Présentation d'une famille pas commune.
   Nouvelle création de Seth McFarlane, auteur de Family Guy (ou Les Griffins en France), American Dad est un véritable petit bijou de dessin animé. Depuis sa première diffusion sur la Fox en 2005, on compte maintenant 3 saisons, et ce n’est pas près de s’arrêter. Le synopsis a déjà tout pour plaire : se focalisant sur la vie de la famille Smith, elle retrace ses mésaventures avec un humour absolument hilarant, proche de celui des Simpsons. Il faut dire, la famille est assez particulière : le père de famille, Stan Smith (difficile de faire plus américain) est un agent de la CIA, et représente l’archétype même de l’ultra-conservateur patriote républicain.
    Véritable héros Bushiste des temps modernes, il voit tous les étrangers comme des terroristes, et n’hésite pas à sortir son flingue adoré à la moindre occasion. Evidemment, un immense drapeau américain est cloué au-dessus de son lit, et il a une admiration dévote pour Ronald Reagan. Sa femme, Francine, est plus mesurée : ex-groupie et femme au foyer pas forcément désespérée, elle subit tant bien que mal les lubies de son mari, mais également celles de leur fille, Hayley, qui est le contraire exact de son père : démocrate, amoureuse de la nature et de la non-violence. « Une saleté d’hippie » résumera Stan.
    Le fiston de la famille, Steve, est lui un ado en pleine croissance, et aux hormones en suractivité… Ce qui amène des épisodes cultissimes, comme celui où Stan cherche à lui faire comprendre les méfaits de la masturbation. Deux éléments viennent se greffer à cette famille déjà bien barrée : tout d’abord Roger, un extraterrestre hydrocéphale sarcastique et plutôt efféminé, qui passe ses journées dans le grenier à regarder la télé (il est fan de Dynastie) et s’envoyer de l’alcool par pintes. Et puis, last but not least, nous trouvons l’extraordinaire Klaus, un poisson rouge dans lequel la CIA a greffé le cerveau d’un champion est-allemand de saut à ski… Si si.

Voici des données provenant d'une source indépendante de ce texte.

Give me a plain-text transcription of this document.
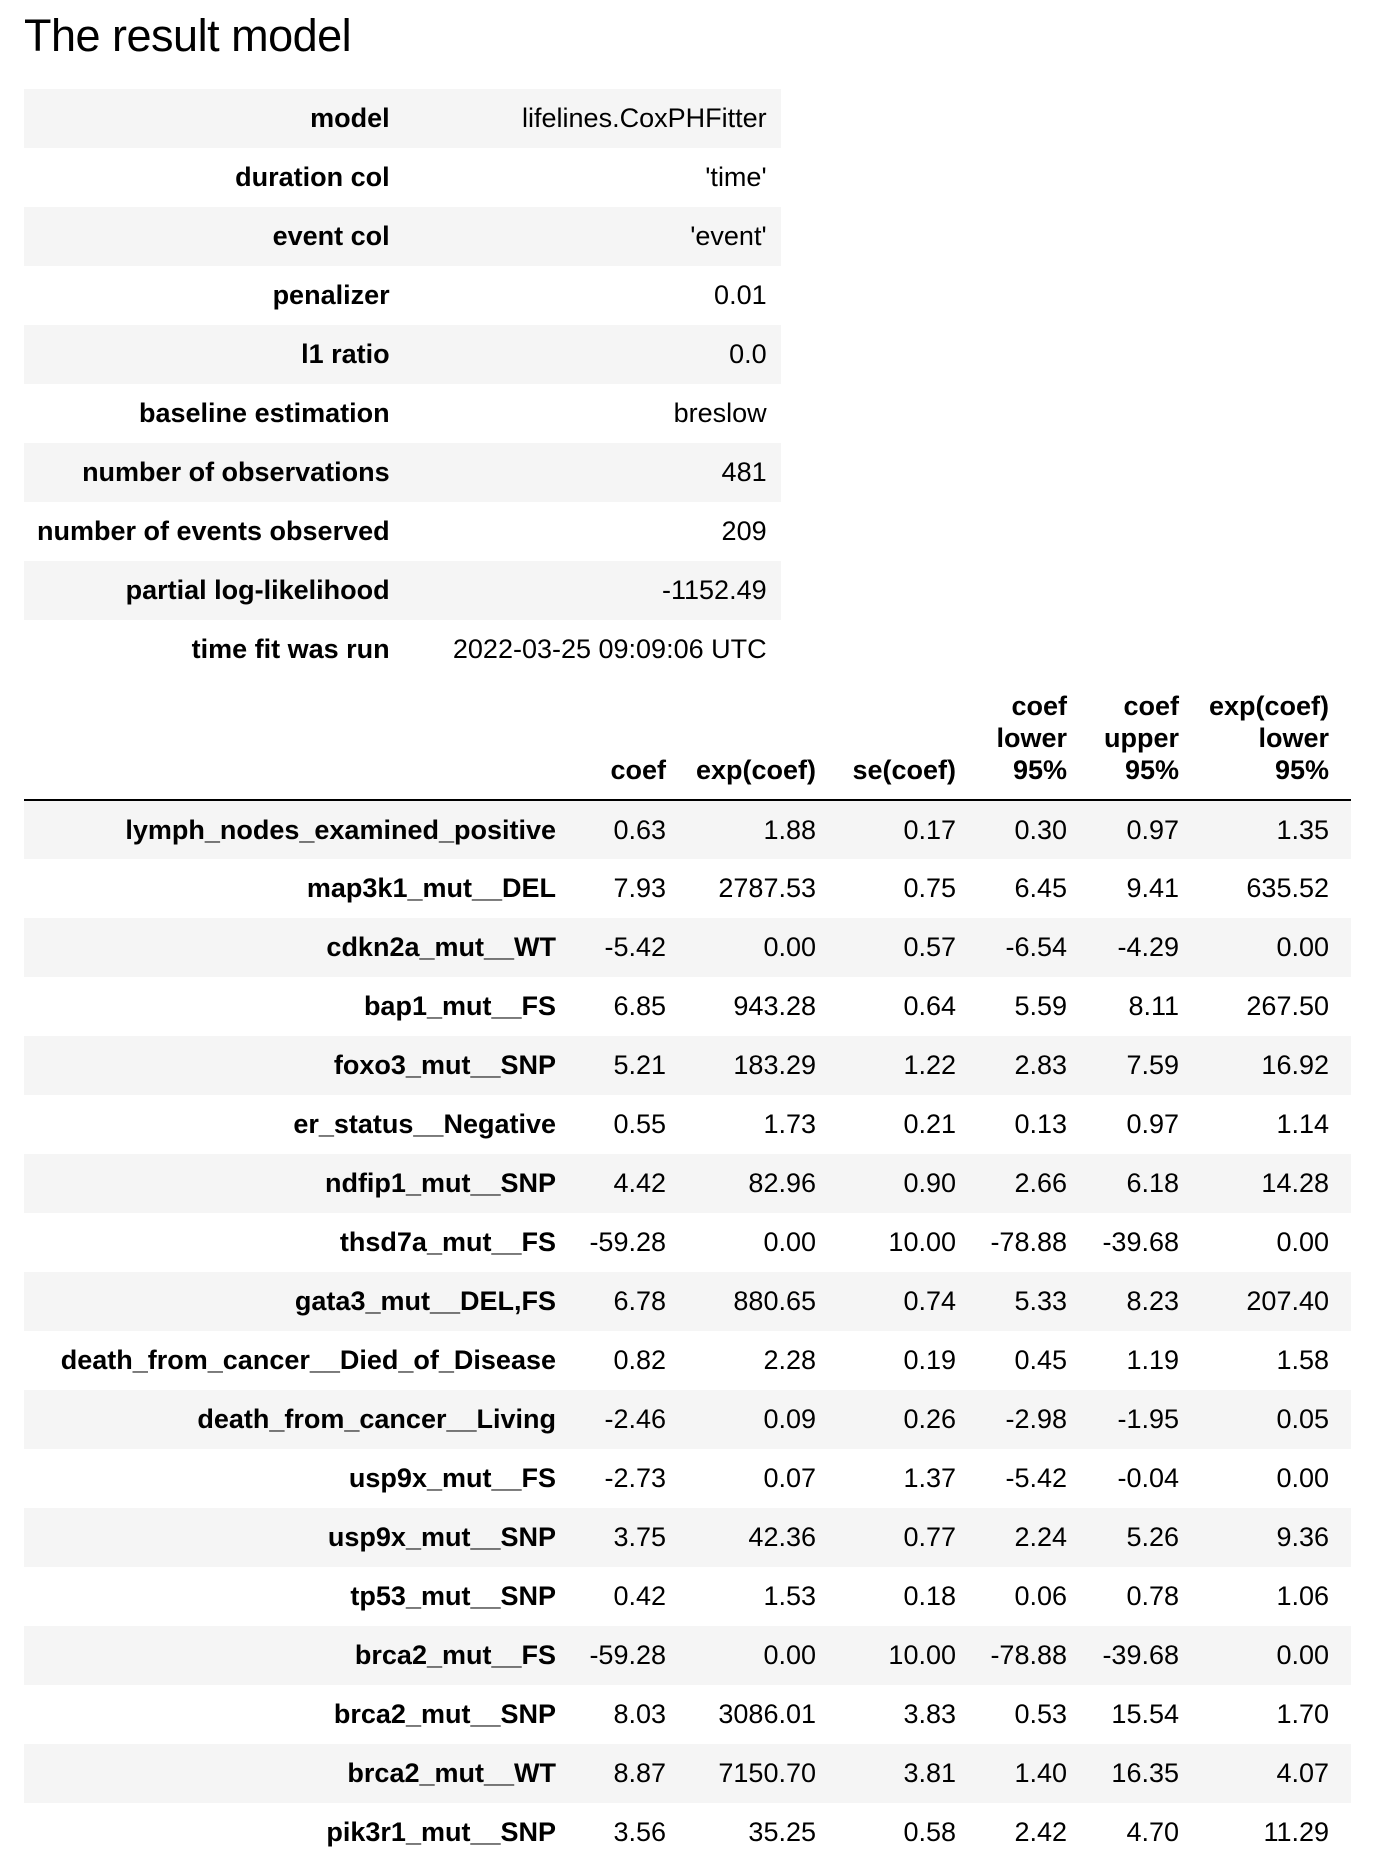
The result model
model	lifelines.CoxPHFitter
duration col	'time'
event col	'event'
penalizer	0.01
l1 ratio	0.0
baseline estimation	breslow
number of observations	481
number of events observed	209
partial log-likelihood	-1152.49
time fit was run	2022-03-25 09:09:06 UTC
	coef	exp(coef)	se(coef)	coef
lower
95%	coef
upper
95%	exp(coef)
lower
95%
lymph_nodes_examined_positive	0.63	1.88	0.17	0.30	0.97	1.35
map3k1_mut__DEL	7.93	2787.53	0.75	6.45	9.41	635.52
cdkn2a_mut__WT	-5.42	0.00	0.57	-6.54	-4.29	0.00
bap1_mut__FS	6.85	943.28	0.64	5.59	8.11	267.50
foxo3_mut__SNP	5.21	183.29	1.22	2.83	7.59	16.92
er_status__Negative	0.55	1.73	0.21	0.13	0.97	1.14
ndfip1_mut__SNP	4.42	82.96	0.90	2.66	6.18	14.28
thsd7a_mut__FS	-59.28	0.00	10.00	-78.88	-39.68	0.00
gata3_mut__DEL,FS	6.78	880.65	0.74	5.33	8.23	207.40
death_from_cancer__Died_of_Disease	0.82	2.28	0.19	0.45	1.19	1.58
death_from_cancer__Living	-2.46	0.09	0.26	-2.98	-1.95	0.05
usp9x_mut__FS	-2.73	0.07	1.37	-5.42	-0.04	0.00
usp9x_mut__SNP	3.75	42.36	0.77	2.24	5.26	9.36
tp53_mut__SNP	0.42	1.53	0.18	0.06	0.78	1.06
brca2_mut__FS	-59.28	0.00	10.00	-78.88	-39.68	0.00
brca2_mut__SNP	8.03	3086.01	3.83	0.53	15.54	1.70
brca2_mut__WT	8.87	7150.70	3.81	1.40	16.35	4.07
pik3r1_mut__SNP	3.56	35.25	0.58	2.42	4.70	11.29
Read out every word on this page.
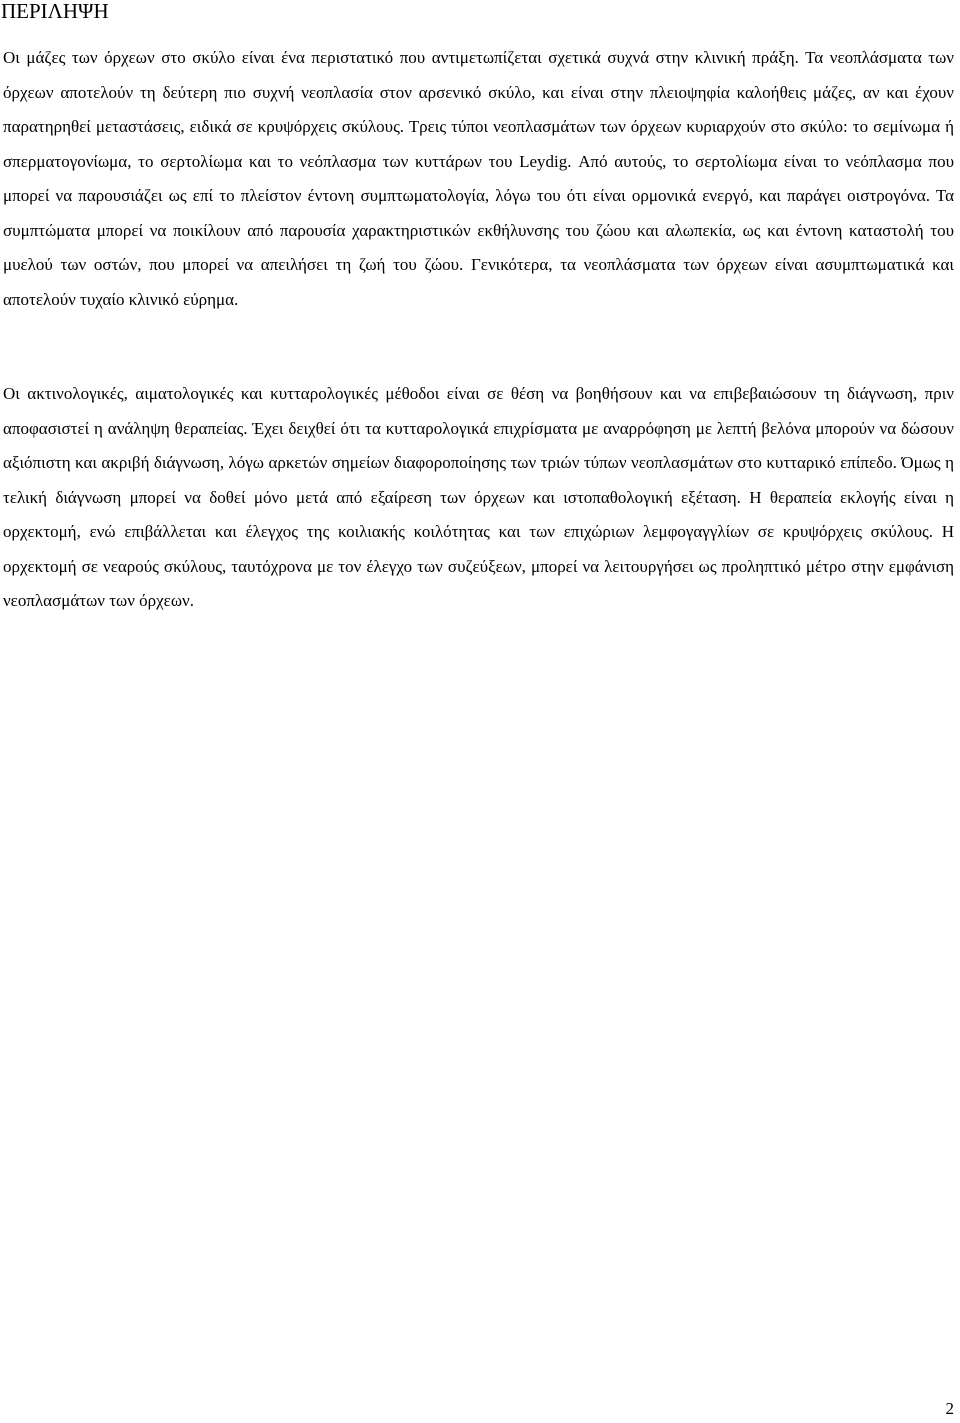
ΠΕΡΙΛΗΨΗ

Οι μάζες των όρχεων στο σκύλο είναι ένα περιστατικό που αντιμετωπίζεται σχετικά συχνά στην κλινική πράξη. Τα νεοπλάσματα των όρχεων αποτελούν τη δεύτερη πιο συχνή νεοπλασία στον αρσενικό σκύλο, και είναι στην πλειοψηφία καλοήθεις μάζες, αν και έχουν παρατηρηθεί μεταστάσεις, ειδικά σε κρυψόρχεις σκύλους. Τρεις τύποι νεοπλασμάτων των όρχεων κυριαρχούν στο σκύλο: το σεμίνωμα ή σπερματογονίωμα, το σερτολίωμα και το νεόπλασμα των κυττάρων του Leydig. Από αυτούς, το σερτολίωμα είναι το νεόπλασμα που μπορεί να παρουσιάζει ως επί το πλείστον έντονη συμπτωματολογία, λόγω του ότι είναι ορμονικά ενεργό, και παράγει οιστρογόνα. Τα συμπτώματα μπορεί να ποικίλουν από παρουσία χαρακτηριστικών εκθήλυνσης του ζώου και αλωπεκία, ως και έντονη καταστολή του μυελού των οστών, που μπορεί να απειλήσει τη ζωή του ζώου. Γενικότερα, τα νεοπλάσματα των όρχεων είναι ασυμπτωματικά και αποτελούν τυχαίο κλινικό εύρημα.

Οι ακτινολογικές, αιματολογικές και κυτταρολογικές μέθοδοι είναι σε θέση να βοηθήσουν και να επιβεβαιώσουν τη διάγνωση, πριν αποφασιστεί η ανάληψη θεραπείας. Έχει δειχθεί ότι τα κυτταρολογικά επιχρίσματα με αναρρόφηση με λεπτή βελόνα μπορούν να δώσουν αξιόπιστη και ακριβή διάγνωση, λόγω αρκετών σημείων διαφοροποίησης των τριών τύπων νεοπλασμάτων στο κυτταρικό επίπεδο. Όμως η τελική διάγνωση μπορεί να δοθεί μόνο μετά από εξαίρεση των όρχεων και ιστοπαθολογική εξέταση. Η θεραπεία εκλογής είναι η ορχεκτομή, ενώ επιβάλλεται και έλεγχος της κοιλιακής κοιλότητας και των επιχώριων λεμφογαγγλίων σε κρυψόρχεις σκύλους. Η ορχεκτομή σε νεαρούς σκύλους, ταυτόχρονα με τον έλεγχο των συζεύξεων, μπορεί να λειτουργήσει ως προληπτικό μέτρο στην εμφάνιση νεοπλασμάτων των όρχεων.

2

Avec de vrais morceaux de cynisme dedans.
   Ce qui fait la force de la série, c’est ce ton grinçant et cette critique constante, notamment emmenée par Stan. Parce que, là où Seth McFarlane est très fort (et on l’avait déjà remarqué avec Family Guy, que je trouve moins drôle que American Dad même si je n’ai pas vu assez d’épisodes pour vraiment la juger), c’est qu’il profite de tous ces épisodes pour balancer des critiques, qu’elles soient misogynes, racistes ou autres. Ce n’est jamais mesquin ni extrêmement méchant, mais toujours très drôle, beaucoup plus que chez Les Simpsons, que j’adore au demeurant. Désireux de créer un brûlot rigolard rentrant dans le lard du politiquement correct, les auteurs ne lésinent pas sur les thèmes abordés : les étrangers, les psychopathes, la religion, l’anorexie, la famille, les geeks, le jeu vidéo, les gays (« I’m a pilgrim in an unholy land !! »), les ados, les parents, la guerre, le communisme… Tout y passe.
    Par exemple, je pourrais vous citer cet épisode de la deuxième saison où Stan, apeuré par ses nouveaux voisins qu’il considère forcément comme des terroristes parce qu’ils sont iraniens, transforme son jardin en véritable camp de concentration pour les obliger à lui révéler leur prochaine attaque… Dans un autre épisode, où la famille est mutée en Arabie Saoudite, Francine prend un malin plaisir à danser à moitié nue sur la place du village, dans ce pays où la femme est un objet qui ne peut pas sortir sans son mari. Et pendant ce temps, Stan s’amuse à collectionner les femmes, évidemment.
    En fait, la série joue à fond sur les clichés, Stan étant un véritable réservoir à préjugés. Donc, les français sont sales et vulgaires, les chrétiens sont attirés par le sexe (ils ont même fait faire un calendrier où Dieu pose à moitié nu), les démocrates sont tous des sales pacifistes dégoulinant, les jeunes ne sont tous que des pervers… Et surtout, tous les américains sont beaux et intelligents, souvenez-vous de ça. Ainsi, McFarlane et tous les auteurs distillent un humour vraiment intelligent, qui ose beaucoup plus de choses que les Simpsons (les fans de Groening accusent d’ailleurs McFarlane de plagiat, les séries des deux hommes étant relativement proches) mais sans aller vers un grand n’importe quoi comme chez South Park (qui ne m’a jamais fait marrer).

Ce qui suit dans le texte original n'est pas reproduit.